Met het opsommen van deze vaardigheden en mogelijkheden, als uitwerking van het 'actief omgaan met' zijn we eigenlijk al beland bij de derde component van dit kerndoel, het woord, het containerbegrip mogen we het wel noemen, 'communicatie'. Dat veronderstelt kennis: van zender en ontvanger, van het proces van verwerven, verwerken en verstrekken van informatie, van selectieprocessen bij zenders en ontvangers, bij schrijvers en lezers. Belangrijker nog zijn de vaardigheden, waarvan ik er zojuist een aantal de revue heb laten passeren, zowel receptieve als produktieve, zowel lezen als schrijven, zowel luisteren als spreken. Uiteraard vindt u die in andere kerndoelen ook terug, maar in onze interpretatie van dit kerndoel kunnen we twee vliegen in één klap slaan: met behulp van een massamedium als de krant, dat in dit kerndoel expliciet genoemd wordt, kunnen verschillende begrippen uit communicatief taalonderwijs als doel-- en publiekgerichtheid heel normaal en vanzelfsprekend in het curriculum opgenomen worden.

In kerndoel 10, 17 en 18 wordt verder ingegaan op de genoemde vaardigheden, soms gerelateerd aan de krant, soms niet. Toch is het ook in dat laatste geval mogelijk de krant erbij te gebruiken, nu meer als middel.

Kerndoel 10

De leerlingen kunnen in fictionele en niet-fictionele teksten die aansluiten bij hun ervaringswereld en ontwikkelingsniveau en voor hen geschikt taalgebruik bevatten, onderscheid maken tussen de daarin voorkomende:

feiten en meningen

mededelingen en voorbeelden

  •  de volgende relaties herkennen:

middel en doel

oorzaak en gevolg

  •  antwoord geven op vragen over:

het denken en handelen van de personages in de tekst

de beschreven situatie

de relatie tussen tekst en werkelijkheid

de waarde van de tekst voor henzelf en anderen

  •  aangeven welk doel de schrijver nastreeft

  •  en van die teksten een globale samenvatting geven waarin tenminste het hoofdonderwerp en de hoofdgedachte verwoord zijn

178

Hieruit zijn voor ons van belang: onderscheid kunnen maken tussen feiten en meningen, herkennen van het doel dat de schrijver nastreeft, de relatie tussen tekst en werkelijkheid, en het kunnen maken van een samenvatting, bijvoorbeeld bij het schrijven van een lead.

Kerndoel 17

Ten dienste van de toepassing bij het taalgebruik kennen de leerlingen:

  •  ten minste de volgende middelen waarmee de luisteraar of lezer gemanipuleerd kan worden: figuurlijk taalgebruik, clichés, persuasieve en suggestieve elementen

  •  de karakteristieke eigenschappen van ten minste de volgende tekstsoorten: het gedicht, het stripverhaal, het toneelstuk of de televisieserie, het verhaal, het dagboek, de instructietekst, de reclametekst, het kranteartikel

  •  de functie van beeld en opmaak in een tekst,

en hebben zij inzicht hoe een tekst gestructureerd kan worden met behulp van alinea's en door middel van een indeling in inleiding, kernstuk en slot.
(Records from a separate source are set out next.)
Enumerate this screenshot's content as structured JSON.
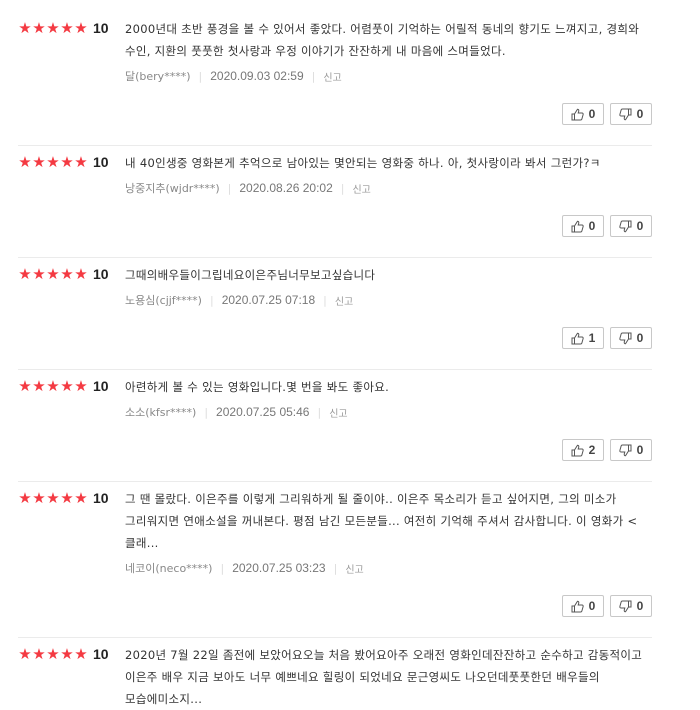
{
  "colors": {
    "star": "#f43a42",
    "divider": "#ebebeb",
    "border": "#c8c8c8"
  },
  "icons": {
    "up": "thumbs-up-icon",
    "down": "thumbs-down-icon",
    "star": "star-icon"
  },
  "reviews": [
    {
      "rating_stars": 5,
      "score": "10",
      "text": "2000년대 초반 풍경을 볼 수 있어서 좋았다. 어렴풋이 기억하는 어릴적 동네의 향기도 느껴지고, 경희와 수인, 지환의 풋풋한 첫사랑과 우정 이야기가 잔잔하게 내 마음에 스며들었다.",
      "writer": "달(bery****)",
      "date": "2020.09.03 02:59",
      "report": "신고",
      "up": "0",
      "down": "0"
    },
    {
      "rating_stars": 5,
      "score": "10",
      "text": "내 40인생중 영화본게 추억으로 남아있는 몇안되는 영화중 하나. 아, 첫사랑이라 봐서 그런가?ㅋ",
      "writer": "낭중지추(wjdr****)",
      "date": "2020.08.26 20:02",
      "report": "신고",
      "up": "0",
      "down": "0"
    },
    {
      "rating_stars": 5,
      "score": "10",
      "text": "그때의배우들이그립네요이은주님너무보고싶습니다",
      "writer": "노용심(cjjf****)",
      "date": "2020.07.25 07:18",
      "report": "신고",
      "up": "1",
      "down": "0"
    },
    {
      "rating_stars": 5,
      "score": "10",
      "text": "아련하게 볼 수 있는 영화입니다.몇 번을 봐도 좋아요.",
      "writer": "소소(kfsr****)",
      "date": "2020.07.25 05:46",
      "report": "신고",
      "up": "2",
      "down": "0"
    },
    {
      "rating_stars": 5,
      "score": "10",
      "text": "그 땐 몰랐다. 이은주를 이렇게 그리워하게 될 줄이야.. 이은주 목소리가 듣고 싶어지면, 그의 미소가 그리워지면 연애소설을 꺼내본다. 평점 남긴 모든분들... 여전히 기억해 주셔서 감사합니다. 이 영화가 <클래...",
      "writer": "네코이(neco****)",
      "date": "2020.07.25 03:23",
      "report": "신고",
      "up": "0",
      "down": "0"
    },
    {
      "rating_stars": 5,
      "score": "10",
      "text": "2020년 7월 22일 좀전에 보았어요오늘 처음 봤어요아주 오래전 영화인데잔잔하고 순수하고 감동적이고 이은주 배우 지금 보아도 너무 예쁘네요 힐링이 되었네요 문근영씨도 나오던데풋풋한던 배우들의 모습에미소지...",
      "writer": "",
      "date": "",
      "report": "",
      "up": "",
      "down": ""
    }
  ]
}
Belangrijk in dit kerndoel zijn voor het werken met de krant: karakteristieke eigenschappen van een kranteartikel en de reclametekst, de functie van beeld en opmaak en de overige structurerende elementen als bijv. alinea's. Ook het 'kennen 'van persuasieve en suggestieve elementen kan bereikt worden door het leren herkennen daarvan in kranteteksten en misschien zelfs wel door er produktief mee bezig te zijn en zelf een ingezonden brief met een uitgesproken mening te formuleren of een advertentietekst. In dit kerndoel is de krant dus aanwezig als doel (het nieuwsbericht) en als middel.

Kerndoel 18

De leerlingen kunnen bij het verwerven van informatie gebruik maken van de volgende voor hen geschikte informatiebronnen en -systemen:

vraaggesprekken

  •  audiovisuele media

  •  schriftelijke informatiebronnen

  •  geautomatiseerde gegevensbestanden

Wat is er nu leuker dan een vraaggesprek leren voeren als leerling-journalist?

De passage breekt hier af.